# What she means to me



## ferndog (Dec 2, 2011)

In many posts that I read people tend to state what is wrong with their partner or how much they tried to let them know they cared. I didn't exactly know where to put this. Since I'm divorced and have no contact with my ex I guess this is the place.

What does she mean to me?
Well the first time I saw her she made me feel butterflies jump in my heart. With time we grew up and she still makes those butterflies dance. 8 months without seeing her and my butterflies still fly and feel love for her. Her smile lives in my heart. Her touch made me feel protected. Her small feet, her walk, her laughter are all missed. Her happiness is my sunshine. Her kindness is her greatest gift. Her eyes always had that sparkle in her eyes. 

She truly was my lover, best friend, partner. She was my rock. She is caring, loving, faithful, kind, true, pure, beautiful, hard working. Respectful, a woman. A classy woman. One that even after divorce I know she is special.

My depression drove her away. And my love leaves her alone. I am in a much better place now. I deal with the fact that I need to grow and get better. And I'm doing pretty good.

She is not perfect but she was perfect for me. And if she is the person I know her to be (was with her 20 years I'm 36 now). Somewhere in her heart she is pulling for me.
I know she is pulling for me.

Wether she returns or not time will tell. But in the meantime I work on my issues. I will be better I get stronger each day

I will not let myself down. Everyday I show my worth by remaining true to my promise. Being loyal and faithful. And one day she may see my true beauty again and why she married me. But either way if she doesn't she will be proud of me for pulling through and will know she is loved.

No ones ever gonna love her like I do. I married her to hold her, kiss her. Be there and be a partner.
I remember the priest saying "for better or worse" I know my worst is over and get prepared for the better. I hope she's there when that day comes.

I see my beauty now. I actually feel good in my own skin now.i can look in the mirror and see That sparkle in my eyes. 

If its true love, it will win. If its not then I'm strong enough to know it. 

My exwife is a catch in all areas and anyone who she falls in love with will be a lucky man, but one of her greatest assets is her faithful ness and this is why I still believe in her.

I love you G
_Posted via Mobile Device_


----------



## Cogo123 (Jan 5, 2012)

Awwww.....that is very sweet.
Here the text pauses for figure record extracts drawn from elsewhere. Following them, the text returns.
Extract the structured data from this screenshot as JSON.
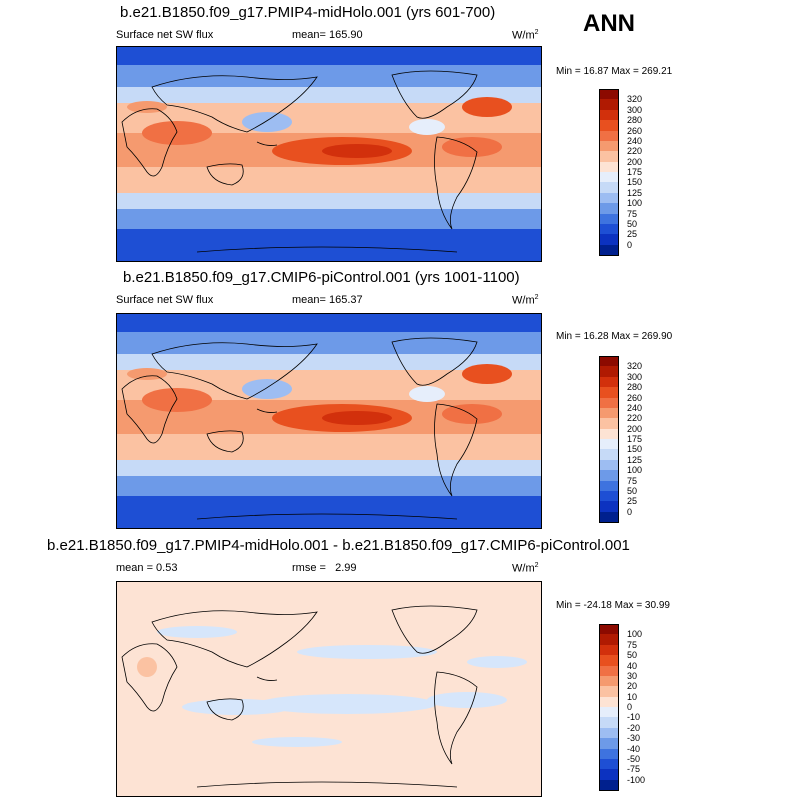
{
  "season": "ANN",
  "panels": [
    {
      "title": "b.e21.B1850.f09_g17.PMIP4-midHolo.001 (yrs 601-700)",
      "left_label": "Surface net SW flux",
      "stat_label": "mean=",
      "stat_value": "165.90",
      "units": "W/m",
      "units_sup": "2",
      "minmax": "Min =  16.87 Max = 269.21",
      "colorbar_labels": [
        "320",
        "300",
        "280",
        "260",
        "240",
        "220",
        "200",
        "175",
        "150",
        "125",
        "100",
        "75",
        "50",
        "25",
        "0"
      ],
      "colorbar_colors": [
        "#8c0a00",
        "#b01a02",
        "#d2300c",
        "#e8501f",
        "#f07044",
        "#f59a6f",
        "#fbc2a2",
        "#fde3d4",
        "#e6eefb",
        "#c6daf7",
        "#9dbdf2",
        "#6d9ae8",
        "#3e73df",
        "#1e4fd4",
        "#0c32c0",
        "#00208e"
      ]
    },
    {
      "title": "b.e21.B1850.f09_g17.CMIP6-piControl.001 (yrs 1001-1100)",
      "left_label": "Surface net SW flux",
      "stat_label": "mean=",
      "stat_value": "165.37",
      "units": "W/m",
      "units_sup": "2",
      "minmax": "Min =  16.28 Max = 269.90",
      "colorbar_labels": [
        "320",
        "300",
        "280",
        "260",
        "240",
        "220",
        "200",
        "175",
        "150",
        "125",
        "100",
        "75",
        "50",
        "25",
        "0"
      ],
      "colorbar_colors": [
        "#8c0a00",
        "#b01a02",
        "#d2300c",
        "#e8501f",
        "#f07044",
        "#f59a6f",
        "#fbc2a2",
        "#fde3d4",
        "#e6eefb",
        "#c6daf7",
        "#9dbdf2",
        "#6d9ae8",
        "#3e73df",
        "#1e4fd4",
        "#0c32c0",
        "#00208e"
      ]
    },
    {
      "title": "b.e21.B1850.f09_g17.PMIP4-midHolo.001 - b.e21.B1850.f09_g17.CMIP6-piControl.001",
      "left_label": "mean =   0.53",
      "stat_label": "rmse =",
      "stat_value": "2.99",
      "units": "W/m",
      "units_sup": "2",
      "minmax": "Min = -24.18 Max =  30.99",
      "colorbar_labels": [
        "100",
        "75",
        "50",
        "40",
        "30",
        "20",
        "10",
        "0",
        "-10",
        "-20",
        "-30",
        "-40",
        "-50",
        "-75",
        "-100"
      ],
      "colorbar_colors": [
        "#8c0a00",
        "#b01a02",
        "#d2300c",
        "#e8501f",
        "#f07044",
        "#f59a6f",
        "#fbc2a2",
        "#fde3d4",
        "#e6eefb",
        "#c6daf7",
        "#9dbdf2",
        "#6d9ae8",
        "#3e73df",
        "#1e4fd4",
        "#0c32c0",
        "#00208e"
      ]
    }
  ],
  "palette": {
    "ocean_pole": "#1e4fd4",
    "ocean_high": "#3e73df",
    "ocean_mid": "#9dbdf2",
    "ocean_trop": "#f59a6f",
    "max_red": "#e8501f",
    "diff_bg": "#fde3d4",
    "diff_neg": "#d6e6fb"
  }
}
Too bad she cannot read this. Does she know you are working on your issues and that you still love her?
_Posted via Mobile Device_


----------



## ferndog (Dec 2, 2011)

Cogo123 said:


> Awwww.....that is very sweet. Too bad she cannot read this. Does she know you are working on your issues and that you still love her?
> _Posted via Mobile Device_


No she will not read this. This is for me. She asked me not to contact her (because she feels I won't change). My last conversation with her I told her that I love her and that I would not give up. One day I would be complete and that day I would return and offer myself to her. That she is beautiful and that I always knew that. 

So I wake up every morning loving her and fixing my issues. This site, admitting my issues, doing something about them, etc has helped me out.

I am a better man everyday and I'm not 100% what she knows or not. 
She works with my sister and I rather not ask my sister anything since it would put her in a bad situation. 

I feel that she loves me and hopes I grow out of my childishness , and become a better man 

Time will tell if she will remember why she fell in love but I haven't forgotten


I know she is not dating. That's all I know ;(
_Posted via Mobile Device_


----------